To climb onto the back of a young, previously never be ridden, horse is total leap of faith. It is quite a helpless thing to sit there assessing the shape of the animal, to feel its back for the first time, see its reaction to your being there, and have both parties wonder what comes next. The older I get and the more young ones I start, the longer I take with homework to get me to this moment in time. This is a critical step and one that will shape much of the horse’s future behavior from how well, or how disastrous, this first ride goes. There are no controls, no brake system, no seat belt and no air bag and a horse is a very big, athletic animal prone to all sorts of panic attacks which can lead one very quickly to being transported to the hospital should the do-do hit the fan. It is a long road to having a horse get to the spot where they know what you want and are about, and for them to be able and willing to comply. It all has a foundation on this first couple of mounted experiences so one really wants the thing to go extremely well, for many reasons including self preservation.

Cistine did do very well with it all and again several more times this week we repeated the lesson and each has nicely uneventful, ie, I did not come off involuntarily. I had taught her a bit of leg yielding from the ground and she quickly picked up on that from the saddle and was sensitive to the position of my body and would turn with the direction I faced to stay moving in front of me, so it was clear that what I had taught from the ground was paying dividends and carrying over. Long road, but we have had a good week and a good start now.

The hottest part of the day tends to be dealt with by staying indoors and finding diversions there. Yesterday we tended to our young wines, which we started a few months ago. We buy the grape juice concentrates that are from grapes from all over the world, in large cans, and then we add the other stuff, and yeast, to make it turn to five or six gallons of wine. The carboys, the glass fermenting containers, sit on the kitchen counter tops now, roughly eighteen gallons of chardonnay and merlot, wearing t-shirts to protect the light sensitive wines from the sun, waiting to clear before we bottle it soon.
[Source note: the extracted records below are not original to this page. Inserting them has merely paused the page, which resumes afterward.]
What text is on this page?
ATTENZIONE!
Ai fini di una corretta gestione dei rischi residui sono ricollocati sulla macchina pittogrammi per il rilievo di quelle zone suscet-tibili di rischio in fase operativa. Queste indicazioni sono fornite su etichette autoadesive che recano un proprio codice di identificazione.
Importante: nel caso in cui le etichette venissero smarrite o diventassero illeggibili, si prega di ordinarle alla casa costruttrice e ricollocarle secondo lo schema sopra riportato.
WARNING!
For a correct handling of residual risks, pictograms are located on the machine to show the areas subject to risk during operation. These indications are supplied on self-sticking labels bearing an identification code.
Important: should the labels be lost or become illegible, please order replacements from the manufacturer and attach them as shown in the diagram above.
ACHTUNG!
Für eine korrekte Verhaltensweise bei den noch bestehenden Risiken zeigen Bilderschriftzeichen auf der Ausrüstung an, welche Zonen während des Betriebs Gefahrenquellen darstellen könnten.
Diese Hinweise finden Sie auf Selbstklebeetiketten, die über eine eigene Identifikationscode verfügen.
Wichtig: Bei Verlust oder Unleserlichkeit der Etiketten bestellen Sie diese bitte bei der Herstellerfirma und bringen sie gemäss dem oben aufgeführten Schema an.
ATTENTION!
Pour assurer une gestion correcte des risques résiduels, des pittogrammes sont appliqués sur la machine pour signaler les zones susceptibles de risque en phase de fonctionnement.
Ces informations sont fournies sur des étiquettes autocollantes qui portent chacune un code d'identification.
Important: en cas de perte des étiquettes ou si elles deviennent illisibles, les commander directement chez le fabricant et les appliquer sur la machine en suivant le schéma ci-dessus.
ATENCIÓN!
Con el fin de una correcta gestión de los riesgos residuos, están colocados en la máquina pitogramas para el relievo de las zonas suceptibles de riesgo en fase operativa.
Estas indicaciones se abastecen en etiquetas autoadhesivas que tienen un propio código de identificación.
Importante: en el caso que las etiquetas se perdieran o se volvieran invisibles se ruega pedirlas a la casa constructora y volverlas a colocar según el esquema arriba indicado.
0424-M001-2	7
Early sampling is part of the job, and yesterday’s drudgery was quite promising and quite tasty.

We also started a new batch of beer, this time we went for a more summer brew, a European styled lager. First we sanitized all of the equipment and then poured the malt extract and water into the kettle and brought the mix to a boil. After a good while it finally got hot enough to begin to boil up rolling bubbles which quickly produced a foamy top. One has to watch carefully at this point that it doesn’t foam over the edge, so monitoring the heat is critical. At some point during this boiling the potential brew, the wort, begins to look a bit like egg drop soup with soft chunks floating around and the foam begins to drop back to the bottom of the kettle. This is called the hot break and it is where the proteins begin to change and drop out of the mix. After the hot break occurred, we then took our big kettle out to the swimming pool to set it in the water to cool it quickly. Slow cooled wort makes for hazy and unstable beer, and we don’t want that come bottling, and then, drinking it time. The wort now sits and bubbles contentedly turning its sugars into beer for the future..ahhh

All our hard labor done, we retired for the afternoon to the pool with our health conscious papaya/pina coladas in hand, and slipped into the water. Sitting on the steps of the pool sipping our concoctions we noticed that the sinking sun was casting low beams of light through the trees at our back and the beams were landing on the trees in front of us, lighting them upside down, making for a very Maxfield Parrish painting style scene, warm and very lovely, each leaf defined.



Another beam found its way bouncing off the water of the pool and was reflected upward into a clump of Spanish Moss. The dancing light bounced and moved through the moss in the patterns of the waves in the pool, and somehow it made me think of fairies, Tinkerbell, and such. It was a visual treat to watch, mesmerizing, and magic, and then the sun set, and it was gone, yet another example of the fragile beauty of the ephemeral.